If we have a column with categorical data as seen in "model" and it's representative percentage obtained by a "sensor", also in a columnar numerical data,
import pandas as pd
import numpy as np
data = {'model': ['a','b','b','a','b','b','a','b','b','a','b','b'],
'sensor': [0.34, 0.2, 0.3, 0.1, 0.2, 0.3, 0.1, 0.2, 0.3, 0.1, 0.2, 0.3]
}
this makes:
+----+-----+------+
|idx |model|sensor|
| 1 | a | 0.34 |
| 2 | b | 0.20 |
| 3 | b | 0.30 |
| 4 | a | 0.10 |
| 5 | b | 0.20 |
| 6 | b | 0.30 |
| 7 | a | 0.10 |
| 8 | b | 0.20 |
| 9 | b | 0.30 |
| 10 | a | 0.10 |
| 11 | b | 0.20 |
| 12 | b | 0.30 |
+----+-----+------+
therefore: n=12 / na=4 / nb=8
is it possible to use a different bin to count/sum/aggregate based o the model column?
bin = {'a':[0, 0.1, 0.12, 0.2, 0.33, 1],
'b':[0, 0.08, 0.15, 0.24, 1] # <- please note that the bins have different min/max amounts
}
df = pd.DataFrame(data=data, columns=['model', 'sensor'])
In the research, i stumbled into this code (references below) and tried my own:
for key, value in bin.items():
# create labels based on the count of the bins,
# case transposition is a alternative
labels=['N{}'.format(x) for x in range(0, len(value))]
# create list/array of labeled result for each
# sensor data based on the passed bin list/array
labeled_bin = np.array(labels)[np.array(value).searchsorted(df['sensor'].values)]
and this works partially.
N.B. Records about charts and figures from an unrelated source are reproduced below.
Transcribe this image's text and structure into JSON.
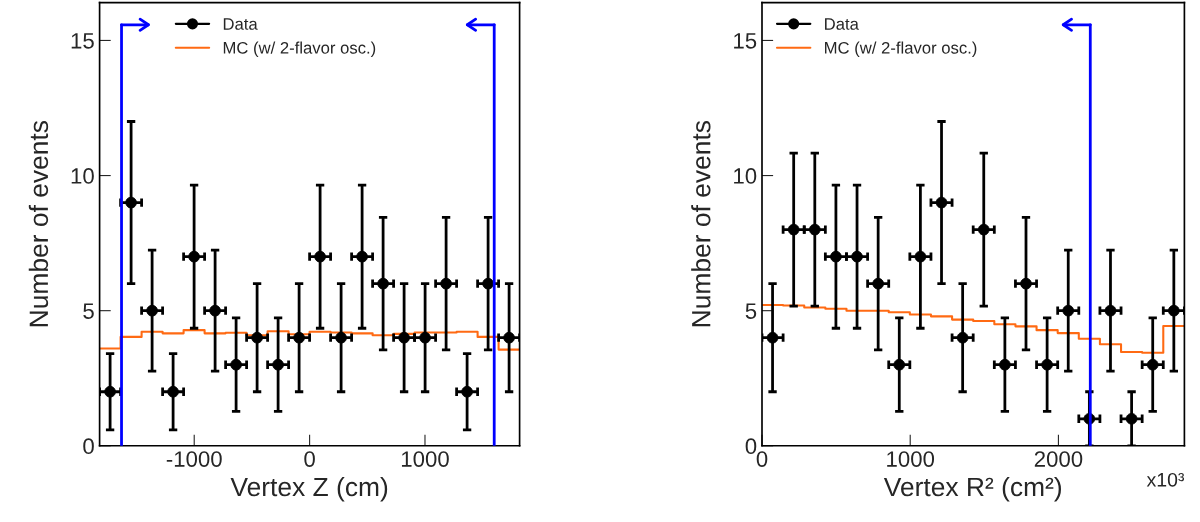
{
  "chart_data": [
    {
      "type": "scatter",
      "xlabel": "Vertex Z (cm)",
      "ylabel": "Number of events",
      "xlim": [
        -1820,
        1820
      ],
      "xticks": [
        -1000,
        0,
        1000
      ],
      "ylim": [
        0,
        16.4
      ],
      "yticks": [
        0,
        5,
        10,
        15
      ],
      "legend": "top",
      "grid": false,
      "series": [
        {
          "name": "Data",
          "type": "scatter",
          "color": "#000000",
          "marker": "circle",
          "x": [
            -1729,
            -1547,
            -1365,
            -1183,
            -1001,
            -819,
            -637,
            -455,
            -273,
            -91,
            91,
            273,
            455,
            637,
            819,
            1001,
            1183,
            1365,
            1547,
            1729
          ],
          "values": [
            2,
            9,
            5,
            2,
            7,
            5,
            3,
            4,
            3,
            4,
            7,
            4,
            7,
            6,
            4,
            4,
            6,
            2,
            6,
            4
          ],
          "errors": [
            1.41,
            3,
            2.24,
            1.41,
            2.65,
            2.24,
            1.73,
            2,
            1.73,
            2,
            2.65,
            2,
            2.65,
            2.45,
            2,
            2,
            2.45,
            1.41,
            2.45,
            2
          ],
          "xerrors": [
            91,
            91,
            91,
            91,
            91,
            91,
            91,
            91,
            91,
            91,
            91,
            91,
            91,
            91,
            91,
            91,
            91,
            91,
            91,
            91
          ]
        },
        {
          "name": "MC (w/ 2-flavor osc.)",
          "type": "step",
          "color": "#ff6a13",
          "x": [
            -1820,
            -1638,
            -1456,
            -1274,
            -1092,
            -910,
            -728,
            -546,
            -364,
            -182,
            0,
            182,
            364,
            546,
            728,
            910,
            1092,
            1274,
            1456,
            1638,
            1820
          ],
          "values": [
            3.6,
            4.03,
            4.22,
            4.16,
            4.28,
            4.16,
            4.18,
            4.09,
            4.24,
            4.13,
            4.22,
            4.19,
            4.16,
            4.09,
            4.14,
            4.19,
            4.19,
            4.22,
            4.03,
            3.56,
            3.56
          ]
        }
      ],
      "ref_lines": [
        {
          "axis": "x",
          "value": -1630,
          "color": "#0000ff"
        },
        {
          "axis": "x",
          "value": 1600,
          "color": "#0000ff"
        }
      ]
    },
    {
      "type": "scatter",
      "xlabel": "Vertex R² (cm²)",
      "ylabel": "Number of events",
      "xlim": [
        0,
        2850
      ],
      "xticks": [
        0,
        1000,
        2000
      ],
      "ylim": [
        0,
        16.4
      ],
      "yticks": [
        0,
        5,
        10,
        15
      ],
      "legend": "top left",
      "grid": false,
      "annotations": [
        "x10³"
      ],
      "series": [
        {
          "name": "Data",
          "type": "scatter",
          "color": "#000000",
          "marker": "circle",
          "x": [
            71.25,
            213.75,
            356.25,
            498.75,
            641.25,
            783.75,
            926.25,
            1068.75,
            1211.25,
            1353.75,
            1496.25,
            1638.75,
            1781.25,
            1923.75,
            2066.25,
            2208.75,
            2351.25,
            2493.75,
            2636.25,
            2778.75
          ],
          "values": [
            4,
            8,
            8,
            7,
            7,
            6,
            3,
            7,
            9,
            4,
            8,
            3,
            6,
            3,
            5,
            1,
            5,
            1,
            3,
            5
          ],
          "errors": [
            2,
            2.83,
            2.83,
            2.65,
            2.65,
            2.45,
            1.73,
            2.65,
            3,
            2,
            2.83,
            1.73,
            2.45,
            1.73,
            2.24,
            1,
            2.24,
            1,
            1.73,
            2.24
          ],
          "xerrors": [
            71.25,
            71.25,
            71.25,
            71.25,
            71.25,
            71.25,
            71.25,
            71.25,
            71.25,
            71.25,
            71.25,
            71.25,
            71.25,
            71.25,
            71.25,
            71.25,
            71.25,
            71.25,
            71.25,
            71.25
          ]
        },
        {
          "name": "MC (w/ 2-flavor osc.)",
          "type": "step",
          "color": "#ff6a13",
          "x": [
            0,
            142.5,
            285,
            427.5,
            570,
            712.5,
            855,
            997.5,
            1140,
            1282.5,
            1425,
            1567.5,
            1710,
            1852.5,
            1995,
            2137.5,
            2280,
            2422.5,
            2565,
            2707.5,
            2850
          ],
          "values": [
            5.21,
            5.19,
            5.12,
            5.07,
            5.0,
            5.0,
            4.94,
            4.86,
            4.79,
            4.67,
            4.62,
            4.5,
            4.42,
            4.28,
            4.17,
            3.96,
            3.76,
            3.47,
            3.44,
            4.43,
            4.43
          ]
        }
      ],
      "ref_lines": [
        {
          "axis": "x",
          "value": 2215,
          "color": "#0000ff"
        }
      ]
    }
  ]
}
The output is, clearly, a list of labeled data without the filter based on the model. I understand what I should do but mechanistically/syntactically this seems not possible.
As an answer, I was aiming for something like this:
+------+------+-------+-------+--------+--------+
| | n1 | n2 | n3 | n4 | n5 | <-- either named interval
+------+------+-------+-------+--------+--------+
| | 0-10 | 10-12 | 12-20 | 20-33 | 33-100 | <-- or inferior / superior limits
+------+------+-------+-------+--------+--------+
| a | 0 | 3 | 0 | 0 | 1 | <-- count and/or
+------+------+-------+-------+--------+--------+
| a | 0 | 0.75 | 0 | 0 | 0.25 | <-- interval relative distribution
+------+------+-------+-------+--------+--------+
+------+------+---------+---------+--------+
| |0-0.08|0.08-0.15|0.15-0.24|0.24-1 |
+------+------+---------+---------+--------+
| b | 0 | 0 | 4 | 4 |
+------+------+---------+---------+--------+
| b | 0 | 0 | 0.5 | 0.5 |
+------+------+---------+---------+--------+
references:
https://pandas.pydata.org/pandas-docs/stable/user_guide/categorical.html#data-munging
How to categorize data based on column values in pandas?